Tensions between Israelis and Palestinians reached a new high last week after Shireen Abu Akleh, a veteran Al Jazeera journalist, was killed while reporting for the channel in the Palestinian city of Jenin. The Palestinian Authority and the channel have blamed Israel for Abu Akleh’s death. Israel has expressed sorrow at her death but also cast doubt on its culpability and called for an investigation into the incident. 

However, images of Israeli police attacking mourners as Abu Akleh was laid to rest on Friday afternoon also sparked anger and drew worldwide condemnation from governments, including the U.S. administration.

In Saudi Arabia, however, Rosen said the conference was “a transformation” in terms of Muslim-Jewish relations, adding that such a gathering in the kingdom would have been “unimaginable in the past.”

“That such a multifaith conference was hosted by Saudi Arabia, which has seen itself as a kind of Muslim Vatican and which until recently viewed any presence of other religions to be undesirable, is truly a sign of new times,” Rosen said. 

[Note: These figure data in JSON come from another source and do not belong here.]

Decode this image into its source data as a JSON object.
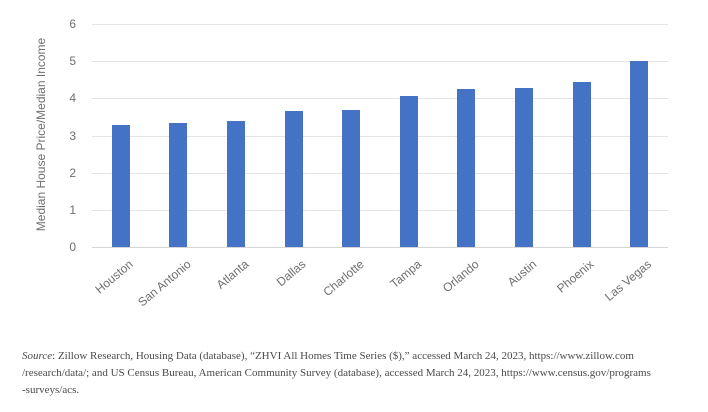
{
  "chart_data": {
    "type": "bar",
    "title": "",
    "xlabel": "",
    "ylabel": "Median House Price/Median Income",
    "categories": [
      "Houston",
      "San Antonio",
      "Atlanta",
      "Dallas",
      "Charlotte",
      "Tampa",
      "Orlando",
      "Austin",
      "Phoenix",
      "Las Vegas"
    ],
    "values": [
      3.27,
      3.34,
      3.39,
      3.66,
      3.68,
      4.05,
      4.26,
      4.28,
      4.45,
      5.0
    ],
    "ylim": [
      0,
      6
    ],
    "ytick_values": [
      0,
      1,
      2,
      3,
      4,
      5,
      6
    ],
    "grid": "horizontal",
    "legend": "none",
    "x_label_rotation_deg": -40
  },
  "colors": {
    "bar": "#4472C4",
    "gridline": "#E4E4E4",
    "baseline": "#D5D5D5",
    "axis_text": "#6F6F6F",
    "source_text": "#4A4A4A",
    "background": "#FFFFFF"
  },
  "footer": {
    "source_label": "Source",
    "source_line1": ": Zillow Research, Housing Data (database), “ZHVI All Homes Time Series ($),” accessed March 24, 2023, https://www.zillow.com",
    "source_line2": "/research/data/; and US Census Bureau, American Community Survey (database), accessed March 24, 2023, https://www.census.gov/programs",
    "source_line3": "-surveys/acs."
  }
}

He added, “the fact that the Muslim World League, the traditional tool for exporting exclusive extremist Wahabi ideology, was the organizer of this multifaith gathering, shows how dramatically things have changed.”

He said that the delegation of Jewish faith leaders, which included liberal and Orthodox Jewish streams from the United States and Europe, was well-received, with the Muslim World League taking extra steps to ensure they had access to kosher food. The food, he said, was provided by Rabbi Jacob Herzog, who touts himself as the chief rabbi of the Kingdom Saudi Arabia and provides religious services to Jewish tourists and those there on business.  

Also present at the conference, said Rosen, were three U.S. ambassadors for religious freedom, including the current one, Rashad Hussein, who called on all religious leaders to take steps to combat the rise of antisemitism. Hussein, added Rosen, also referred to a visit made by Muslim World League’s Secretary-General Dr. Mohammad Al-Issa to Auschwitz two years ago.

Overall, Rosen said there was “a very strong sense articulated widely at the conference that this was a major breakthrough of enormous consequence for Saudi Arabia, the Muslim world and consequentially globally.”

“The atmosphere at this event had the character of a momentous celebration, which was far more important than the content of the speeches,” he noted, adding that the pluralistic sentiment of the final declaration, which called on spiritual leaders to leverage common principles and work to advance tolerance and peace, was remarkable precisely because it was issued from Saudi Arabia.